It was still only 10:30, and those few gulps of whiskey were wearing off fast. The boys in the cloakroom
glared at Conrad. He found his way back upstairs.
Linda was still dancing, laughing and light on her feet. Her partner was Billy Ballhouse, a real snowman.
Ballhouse was talking about love, no doubt, love and kissing, dance steps and new clothes. Watching
Linda dance, Conrad felt very old. Who was he to badger this gay young thing for sex? With death so
near, and the night so young, how could he find a bottle?
The answer came to him as the song ended.Steal some wine from the St. John’s sacristy! He told
Linda he’d be back in a few minutes and hurried out into the hall.

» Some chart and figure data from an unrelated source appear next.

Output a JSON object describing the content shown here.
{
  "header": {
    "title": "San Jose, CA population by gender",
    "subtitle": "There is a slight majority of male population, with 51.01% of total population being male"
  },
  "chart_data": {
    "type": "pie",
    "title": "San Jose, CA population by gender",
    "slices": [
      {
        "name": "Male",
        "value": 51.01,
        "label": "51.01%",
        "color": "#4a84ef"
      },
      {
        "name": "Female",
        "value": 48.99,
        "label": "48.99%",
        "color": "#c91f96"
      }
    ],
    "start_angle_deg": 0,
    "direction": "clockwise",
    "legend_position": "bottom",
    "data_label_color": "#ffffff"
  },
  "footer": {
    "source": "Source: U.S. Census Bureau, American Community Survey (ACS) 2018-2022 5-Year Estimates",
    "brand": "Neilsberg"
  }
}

There were some younger boys without dates out there, smoking and horsing around. Right now they
were having a belching contest, bouncing the gurpy sounds off the oaken walls. One of them, Jim
Ardmore, was a pretty good friend of Conrad’s. They belonged to the same high-school fraternity, a club
called the Chevalier Literary Society. Some of the Chevalier members were fairly cool—though Conrad
himself had been initiated primarily because his big brother Caldwell had been a member before going off
to college and the army.
“Hey, Jim,” cried Conrad. “You want to help me steal some wine?”
“How decadent,” said young Ardmore, his mouth twisting. He was skinny, with a heavy shock of dry
black hair hanging into his sallow face. “Decadent” was his favorite word, though right now he was using
it with a certain irony. “Are we going to rob a liquor store?”
“No, no. Just come with me. We’ll gettwo bottles.”
The other boys cheered, and Ardmore went on outside with Conrad. Conrad’s mother had lent him her
new blue Volkswagen. It shook a lot in first gear. They drove along River Road for a while, then up a
long hill to St. John’s. It wasn’t far.
Just two years earlier, Conrad’s father had suddenly taken it into his head to be ordained as a deacon in
the Episcopal Church. He worked as an assistant at St. John’s, and Conrad was a regular acolyte.
Sometimes Conrad would light and extinguish the candles, and sometimes he would be in charge of
getting out the bread and wine. As a result, he knew (1) where the locked closet with the communion
wine was and (2) where to find the key. The church itself was always unlocked. Conrad’s father felt very
strongly about leaving churches unlocked—he made a point of leaving a note saying,“A locked door, an
unfaithful act,” on any locked church door he encountered.
Conrad and Ardmore hurried in, got the liquor closet unlocked, and gazed down at a full case of cheap
California port. High high-school laughs. They each took a bottle and tumbled back into the VW.
Conrad was a little leery of bringing stolen church wine into the party, so he and Ardmore drove around
for an hour, chugging at the stuff. Lights swept past, stores and cars, and the evening began to break into
patches. Conrad could hear himself talking, louder and more eloquently than ever before.
“We’re going todie , Jim, can you believe that? It’s really going to stop some day, all of it, and you’re
dead then, you know? It’s going to happen to you personally just like when I was at the dance and
walking across the bathroom, how at the sink I thought I’d never be at the urinals, and then I was there
anyway. I can’t stand it, I don’t want to die, time keeps passing.”
Ardmore laughed and laughed, never having seen Conrad so animated. They realized they weren’t going
to be able to finish even the first bottle and headed back to the dance. Linda met Conrad in the hall.